16. The device (100) according to claim 1 or 2, wherein the hand-held device is movable independently of the fluid container (401) during operation.

17. The device (100) of claim 16, wherein the hand-held device is capable of being aligned with a target independently of the fluid container (401) during operation.

18. The device (100) of claim 6, wherein the hand-held device is movable independently of the accumulator during operation.

19. The device (100) of claim 18, wherein the hand-held device is capable of being aligned with a target independently of the accumulator during operation.

20. The device (100) according to claim 1 or 2, characterized in that the hand-held device has a receptacle for an insert, wherein the insert is configured as a fluid container insert or as a connection element to a fluid container separate from the hand-held device.
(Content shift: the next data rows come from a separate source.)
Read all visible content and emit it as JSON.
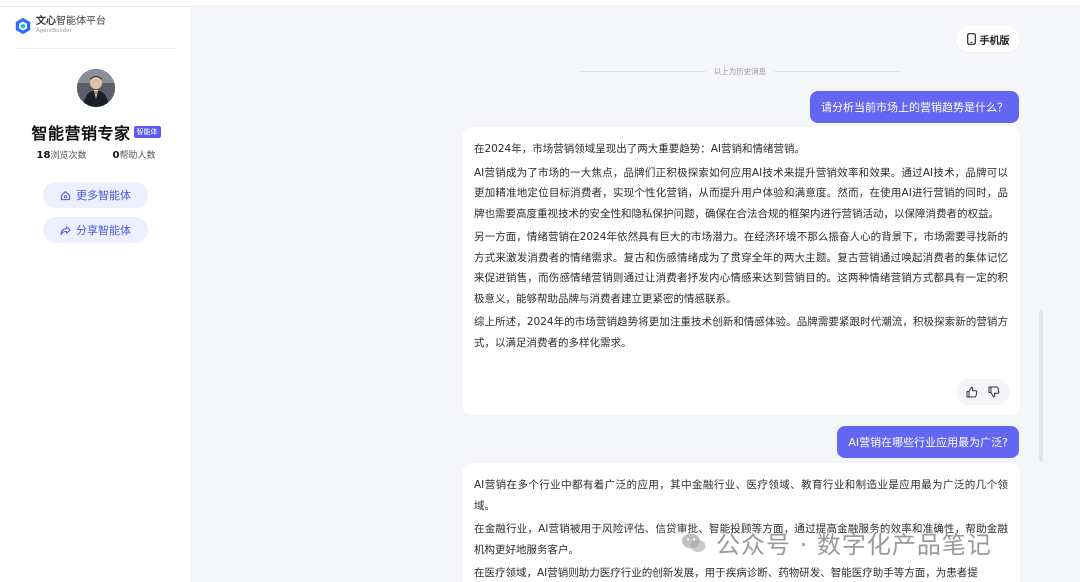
{
  "brand": {
    "name_cn": "文心",
    "name_sub": "智能体平台",
    "name_en": "AgentBuilder"
  },
  "agent": {
    "name": "智能营销专家",
    "badge": "智能体"
  },
  "stats": [
    {
      "value": "18",
      "label": "浏览次数"
    },
    {
      "value": "0",
      "label": "帮助人数"
    }
  ],
  "sidebar_buttons": {
    "more": "更多智能体",
    "share": "分享智能体"
  },
  "header": {
    "mobile_label": "手机版"
  },
  "history_divider": "以上为历史消息",
  "messages": [
    {
      "role": "user",
      "text": "请分析当前市场上的营销趋势是什么？"
    },
    {
      "role": "ai",
      "paragraphs": [
        "在2024年，市场营销领域呈现出了两大重要趋势：AI营销和情绪营销。",
        "AI营销成为了市场的一大焦点，品牌们正积极探索如何应用AI技术来提升营销效率和效果。通过AI技术，品牌可以更加精准地定位目标消费者，实现个性化营销，从而提升用户体验和满意度。然而，在使用AI进行营销的同时，品牌也需要高度重视技术的安全性和隐私保护问题，确保在合法合规的框架内进行营销活动，以保障消费者的权益。",
        "另一方面，情绪营销在2024年依然具有巨大的市场潜力。在经济环境不那么振奋人心的背景下，市场需要寻找新的方式来激发消费者的情绪需求。复古和伤感情绪成为了贯穿全年的两大主题。复古营销通过唤起消费者的集体记忆来促进销售，而伤感情绪营销则通过让消费者抒发内心情感来达到营销目的。这两种情绪营销方式都具有一定的积极意义，能够帮助品牌与消费者建立更紧密的情感联系。",
        "综上所述，2024年的市场营销趋势将更加注重技术创新和情感体验。品牌需要紧跟时代潮流，积极探索新的营销方式，以满足消费者的多样化需求。"
      ]
    },
    {
      "role": "user",
      "text": "AI营销在哪些行业应用最为广泛?"
    },
    {
      "role": "ai",
      "paragraphs": [
        "AI营销在多个行业中都有着广泛的应用，其中金融行业、医疗领域、教育行业和制造业是应用最为广泛的几个领域。",
        "在金融行业，AI营销被用于风险评估、信贷审批、智能投顾等方面，通过提高金融服务的效率和准确性，帮助金融机构更好地服务客户。",
        "在医疗领域，AI营销则助力医疗行业的创新发展，用于疾病诊断、药物研发、智能医疗助手等方面，为患者提"
      ]
    }
  ],
  "watermark": "公众号 · 数字化产品笔记"
}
21. The device (100) of claim 1 or 2, wherein the liquid projectile is configured as a stimulus liquid projectile.

22. The device (100) of claim 21, wherein the liquid projectile is configured as a stimulus liquid projectile enriched in ultraviolet sensitive material.

23. A method for operating a device (100) for launching a liquid projectile onto a target, comprising a hand-held device for launching the liquid projectile, and a drive device (114) for accelerating the liquid projectile and a distance measuring unit (112) for measuring the distance between the hand-held device and the target, wherein the device (100) further comprises an energy storage device (120) for operating the drive device (114), characterized in that the drive device (114) comprises a pump and a control unit (115), wherein the drive device (114) is controlled in dependence on the measured distance, wherein the hand-held device comprises a fluid container comprising a main chamber for a first fluid and a secondary chamber for a second fluid, wherein the main chamber is separated from the secondary chamber by a membrane, wherein the device (100) comprises a spindle, wherein the membrane can be pierced by means of evacuation of the main chamber, wherein the membrane is moved towards the spindle during evacuation, such that in the evacuated main chamber the membrane pierces.
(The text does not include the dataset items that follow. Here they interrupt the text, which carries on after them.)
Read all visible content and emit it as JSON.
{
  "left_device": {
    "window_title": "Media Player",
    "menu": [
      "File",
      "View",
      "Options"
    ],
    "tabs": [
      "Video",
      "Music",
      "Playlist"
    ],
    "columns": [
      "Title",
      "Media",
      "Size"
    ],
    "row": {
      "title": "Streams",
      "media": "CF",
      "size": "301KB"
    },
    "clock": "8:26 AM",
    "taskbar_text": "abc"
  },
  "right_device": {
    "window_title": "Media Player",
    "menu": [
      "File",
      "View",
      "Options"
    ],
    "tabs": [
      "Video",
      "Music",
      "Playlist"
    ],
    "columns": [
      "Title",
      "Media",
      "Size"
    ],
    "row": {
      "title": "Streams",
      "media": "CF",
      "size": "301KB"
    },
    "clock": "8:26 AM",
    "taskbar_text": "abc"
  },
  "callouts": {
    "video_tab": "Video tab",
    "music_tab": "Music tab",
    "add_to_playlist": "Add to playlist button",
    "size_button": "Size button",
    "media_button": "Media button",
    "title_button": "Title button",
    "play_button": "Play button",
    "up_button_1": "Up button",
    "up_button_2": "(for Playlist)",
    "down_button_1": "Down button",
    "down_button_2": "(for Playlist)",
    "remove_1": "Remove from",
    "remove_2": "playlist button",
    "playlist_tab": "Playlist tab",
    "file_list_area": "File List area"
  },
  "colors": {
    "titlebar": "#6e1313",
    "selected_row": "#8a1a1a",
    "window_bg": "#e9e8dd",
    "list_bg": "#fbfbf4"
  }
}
24. A device (100) for launching a liquid projectile onto a target body, comprising a hand-held device for launching a liquid projectile, wherein the hand-held device comprises a drive device (114) for accelerating the liquid projectile, wherein the device (100) further comprises an energy storage device (120) for operating the drive device (114), characterized in that the device (100) comprises a cylinder for receiving a liquid and a piston movable in the cylinder along a longitudinal axis, and the drive device (114) comprises a pump for effecting a relative movement between the piston and the cylinder, wherein the hand-held device comprises a liquid container, the liquid container comprising a main chamber for a first liquid and a secondary chamber for a second liquid, wherein the main chamber is separated from the secondary chamber by a membrane, wherein the device (100) comprises a spindle, wherein the membrane can be pierced by means of evacuation of the main chamber, wherein the membrane is moved towards the spindle during evacuation, such that in the evacuated main chamber the membrane pierces.

25. The device of claim 24, wherein the pump is a peristaltic pump.

26. The apparatus of claim 24, wherein the piston is movable by creating a negative pressure in the cylinder.

27. The apparatus of any one of claims 24 to 26, wherein the cylinder is configured as a storage container for the fluid.